Paylaş
SAYIN Başbakan, ‘‘MHP'nin ne yapmak istediğini anlayabilmiş değilim’’ diyor.
Anlayamayacak ne var? O partinin genel başkanı, grup toplantısında resmen ve açıkça şöyle demekte: ‘‘Bizim yolsuzluklarla mücadele konusunda gösterdiğimiz hassasiyet, her şeyden önce siyasetin yeniden itibar kazanmasına yöneliktir. Yolsuzluklarla mücadele istikrarın alternatifi değil; tam aksine, istikrarın meşruiyetini sağlayan bir ahlaki tutarlılığı ifade etmektedir. Meclis soruşturma komisyonlarında milletvekillerimizin sergilediği tavırlar, ahlaki ve vicdani kanaatlerinin ürünleridir.’’
Doğru değil mi?
Ne var ki, MHP'nin bu yaptıklarını, yolsuzlukla gerçekten mücadele için değil, bambaşka hesaplarla yaptığını söyleyenler çoktur: Öcalan'ı astıramamış, tarım ürünlerine yüksek destek fiyatı koparamamış olma türünden nedenlerin parti tabanında yaratacağı tepkileri yolsuzluk konusunda keskin bir tutumla dengelemek gibi.
Politika, elbet hesap işi. Hesapların ne olduğunu sezmek ve eleştirmek de herkesin hakkıdır. Ama, doğru, hatta çok doğru ve yadsınamayacak ilkelere dayandırılmış hesapları eleştirmek zordur. İster istemez, hesapları eleştirirken ilkeleri eleştiren ya da bazen kullanılabilir, bazen kullanılamaz sayan kişi durumuna düşebilirsiniz. Güreşte, karşınızdakinin oyununu bozmak için bir başka oyuna başvururken tuşa gelmeye benzer bir durum.
Aynı çelişkiyi, Sayın Bahçeli, bir bakıma Ecevit'in ‘‘anlama güçlüğü’’nü yanıtlarcasına, şöyle vurguluyor o konuşmasında: ‘‘Bu konuda ileri sürülen siyasi hesap iddiaları, gerçeklerle bağdaşmadığı gibi, bugüne kadar ‘temiz siyaset, temiz toplum' sloganını savunanların bizim bu hassasiyetimiz karşısındaki yaklaşımları da oldukça düşündürücüdür.’’

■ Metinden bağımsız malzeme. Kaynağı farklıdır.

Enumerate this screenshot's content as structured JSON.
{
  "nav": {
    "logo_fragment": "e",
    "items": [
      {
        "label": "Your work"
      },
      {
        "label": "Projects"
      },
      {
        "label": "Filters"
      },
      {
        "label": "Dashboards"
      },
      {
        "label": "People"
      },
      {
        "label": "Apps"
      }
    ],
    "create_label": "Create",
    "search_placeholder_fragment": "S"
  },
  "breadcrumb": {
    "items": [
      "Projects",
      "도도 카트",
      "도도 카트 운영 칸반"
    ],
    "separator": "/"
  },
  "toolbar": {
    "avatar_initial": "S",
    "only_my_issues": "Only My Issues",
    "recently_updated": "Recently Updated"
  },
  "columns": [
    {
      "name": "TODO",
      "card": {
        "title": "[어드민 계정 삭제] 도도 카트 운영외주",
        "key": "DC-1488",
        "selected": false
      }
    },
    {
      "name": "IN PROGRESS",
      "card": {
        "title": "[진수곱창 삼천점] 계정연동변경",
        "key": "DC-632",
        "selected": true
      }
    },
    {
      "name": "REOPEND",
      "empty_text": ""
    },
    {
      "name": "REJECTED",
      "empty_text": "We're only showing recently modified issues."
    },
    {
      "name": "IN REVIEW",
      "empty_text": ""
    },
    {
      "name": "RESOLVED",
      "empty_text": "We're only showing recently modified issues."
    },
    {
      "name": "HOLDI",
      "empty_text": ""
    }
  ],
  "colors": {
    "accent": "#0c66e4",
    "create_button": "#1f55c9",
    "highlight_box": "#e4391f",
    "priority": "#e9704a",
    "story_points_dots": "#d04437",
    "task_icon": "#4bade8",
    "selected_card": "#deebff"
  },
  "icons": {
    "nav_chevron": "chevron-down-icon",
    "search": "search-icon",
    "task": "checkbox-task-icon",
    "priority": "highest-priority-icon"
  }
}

Medyanın ‘‘düşündürücülüğü’’ ise, bir hafta önceki grup konuşmasında ele alınmıştı: ‘‘Medyamızın gelişmeler karşısında sergilediği ikircikli tavırlar da dikkat çekici boyutlara ulaşmıştır. Başlangıçta Meclis, alaycı bir edayla, aklama-paklama yapmakla suçlanmış, daha sonra çok farklı bir yaklaşım sergilenmiştir. Temiz toplum, temiz siyaset kampanyalarının bayraktarlığını yapan basınımızın bu ve benzeri konularda daha tutarlı ve duyarlı olmasını beklemek hakkımızdır.’’
Partiyi sevmeyebilir, sevenlere kızabilirsiniz. Hatta, inançlarının tehlikeli olduğunu söyleyip başka yerlerdeki örneklere bakarak, devleti bütünüyle ele geçirmesinden endişe duyanlar da olabilir. Ama kabul edin ki, politik hesaplarını, ne derseniz deyin, itiraz edilemez doğrulara dayandırarak güçlenen, halkın gözünde gitgide başarılı sayılan bir parti söz konusudur.
Siz de particiliğinizi kimsenin itiraz edemeyeceği doğru ilkelere dayandırın, sizin de partiniz güçlensin, sizi de halk sevip başarılı saysın, devleti siz ele geçirin.